ANTECEDENTES La recurrente presentó acción de tutela contra los funcionarios mencionados, por la supuesta violación de sus derechos fundamentales al debido proceso y al acceso a la justicia. Expuso que presentó demanda ordinaria de declaración de existencia de unión marital de hecho con Braulio Mogollón Cortés, proceso que tramitó el Juzgado accionado, y el 7 de octubre de 2009 se profirió sentencia; dicha decisión fue apelada por la parte demandada, por lo que se remitió el expediente al Tribunal Superior del Distrito Judicial de Villavicencio, Corporación que el 19 de enero de 2010 declaró la nulidad de todo lo actuado, a partir del auto admisorio por falta del emplazamiento de los herederos indeterminados de Braulio Mogollón Cortés, adujo que al trámite ordinario se allegó memorial en relación de la improcedencia de citar y hacer comparecer a los herederos indeterminados del mencionado Mogollón Cortés, teniendo en cuenta que con anterioridad se adelantó sucesión notarial y nadie acudió a reclamar en dicha calidad; afirma que su apoderado solicitó al Juzgado se devolviera el expediente al Tribunal para corregir su error, petición ante la cual se guardó silencio; indica que si bien su apoderado debió utilizar los recursos de ley, el Tribunal incurrió en un gran error al ordenar emplazar a las personas que no existen y el Juzgado Promiscuo de Familia al no advertir el yerro en que incurriere su superior, lo que conlleva consecuencias de cara a la caducidad de la acción patrimonial que se deriva de la declaratoria de la unión marital de hecho, “situación que del todo me resulta injusta, pues no entiendo por qué el Tribunal ordena algo que no es procedente y el juzgado promiscuo de familia de Puerto López no advierte a aquel a pesar de habérsele puesto de presente el yerro”.
Por lo anterior solicitó tutelar sus derechos fundamentales y ordenar a los funcionarios accionados procedan a tramitar el recurso de apelación que interpuso contra la sentencia de instancia.

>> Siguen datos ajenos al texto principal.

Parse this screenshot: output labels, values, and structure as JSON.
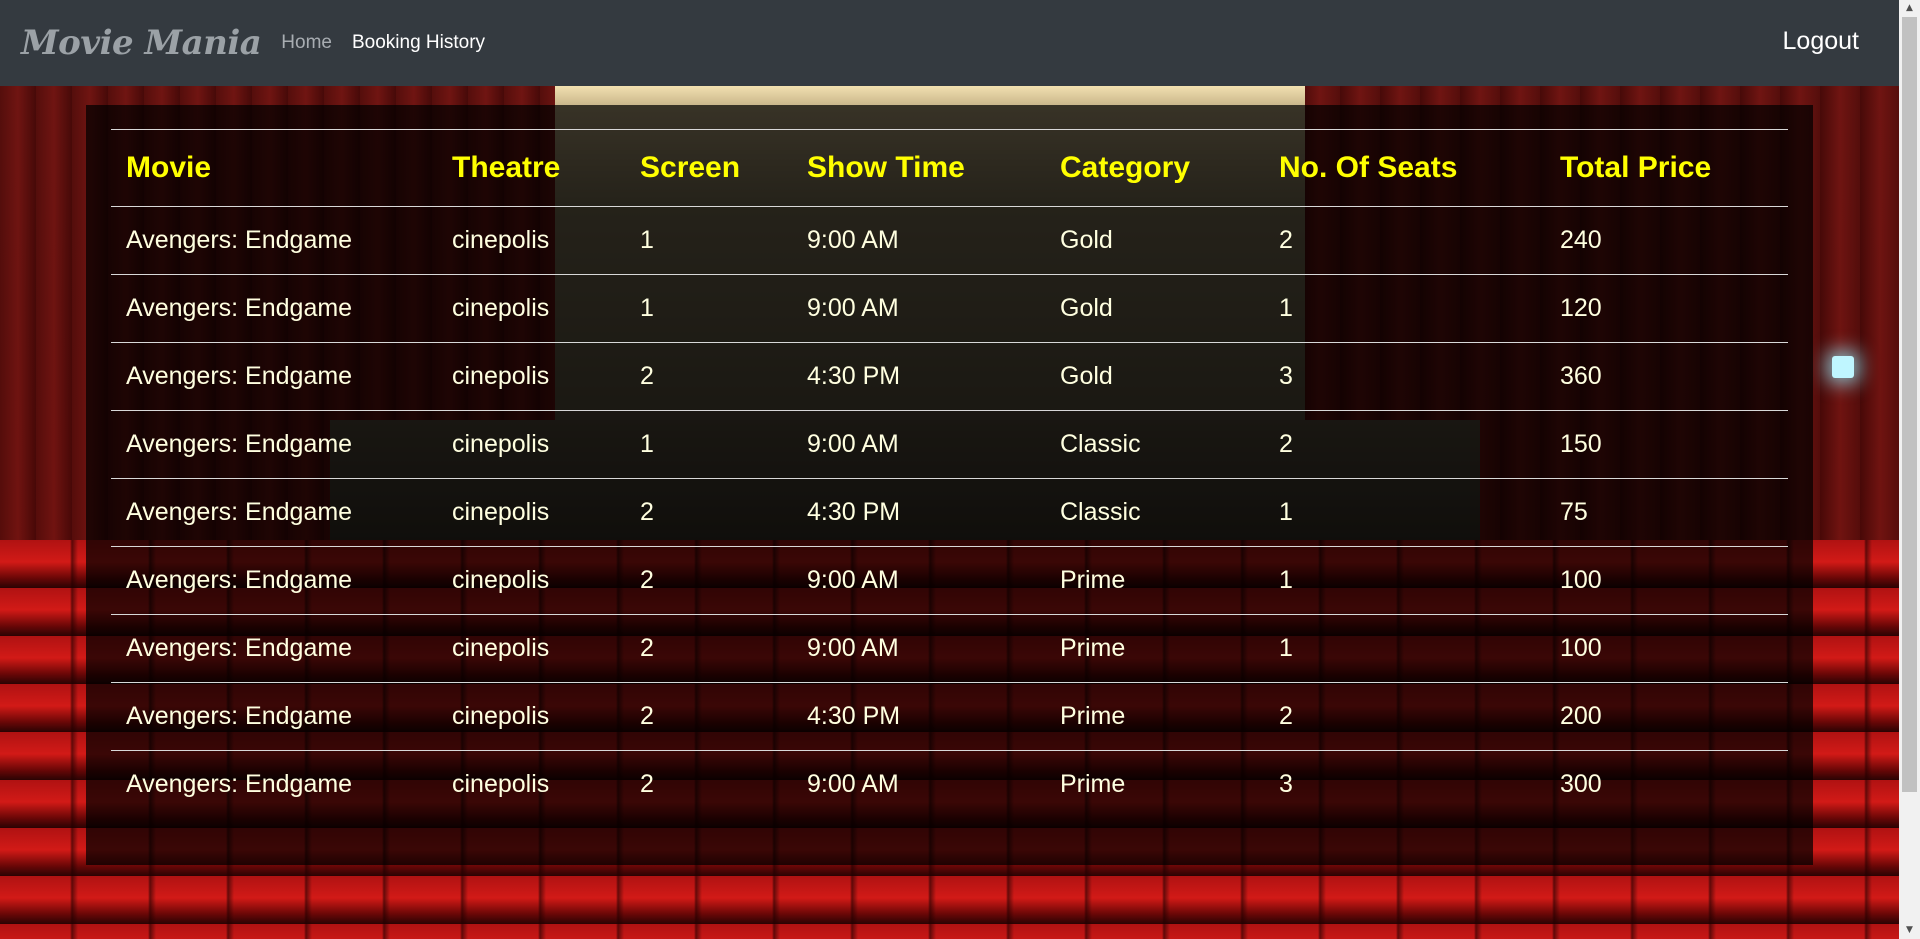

TRÁMITE IMPARTIDO La Sala de Casación Civil de la Corte, mediante auto del 6 de abril de 2010, avocó el conocimiento de la acción y ordenó notificar a los accionados y a los intervinientes en el proceso que originó esta acción para que se pronunciaran sobre los hechos (folio 37).
El Juez accionado informó que “no corresponde a este despacho cuestionar las decisiones del Superior Honorable Tribunal, como tampoco hacerle advertencias; es a la parte a quien corresponde hacer uso oportuno de los recursos que la ley le da para su defensa y contradicción, más no poner de presente ante el Juzgado de conocimiento presuntos yerros cometidos por el Superior, para que se los haga ver a este, y menos, que se abstenga de dar trámite a lo que haya decidido el Superior” (folios 58 a 60).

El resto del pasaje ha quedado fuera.